Citations are easy. I use a feature in Markdown/Commonmark called Link references. The link in the text is like this [literature123][], the actual definition can be anywhere, for example, at the end of the document. It looks like this: [literature123]: ....

    # Citations
    s/\\citeauthor\{([\-\w]+)\} \\cite\{([\-\w]+)\}/\[$1\]\[\]/g;

During development of this Perl script I used Beyond Compare again quite intensively, to compare the original against the changed file.

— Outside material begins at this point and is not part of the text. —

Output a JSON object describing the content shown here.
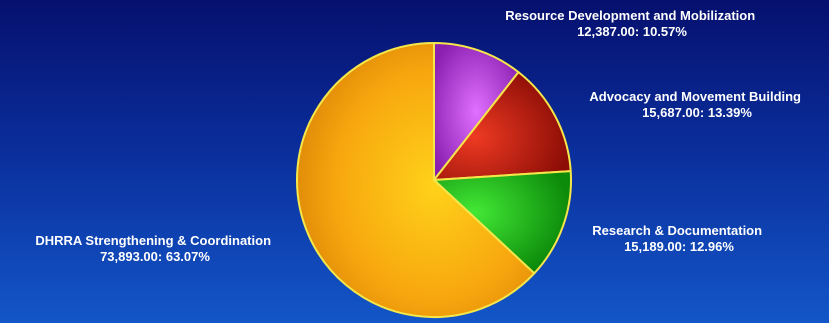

4. blogbibtex script. The input to this script is the Bibtex file with all literature references. The Bibtex file looks something like this:

@inproceedings{Ascheuer,
author = {Ascheuer, Norbert and Krumke, Sven Oliver and Rambau, J\"{o}rg},
title = {Online Dial-a-Ride Problems: Minimizing the Completion Time},
year = {2000},
isbn = {3540671412},
publisher = {Springer-Verlag},
address = {Berlin, Heidelberg},
booktitle = {Proceedings of the 17th Annual Symposium on Theoretical Aspects of Computer Science},
pages = {639–650},
numpages = {12},
series = {STACS '00}
}

@article{Ausiello,
author = {Ausiello, Giorgio and Feuerstein, Esteban and Leonardi, S. and Stougie, L. and Talamo, Maurizio},
year = {2001},
month = {04},
pages = {560-581},
title = {Algorithms for the On-Line Travelling Salesman},
volume = {29},
journal = {Algorithmica},
doi = {10.1007/s004530010071}
}

The Perl script is just a slightly modified version of the script used in Converting Journal Article from LaTeX to Markdown.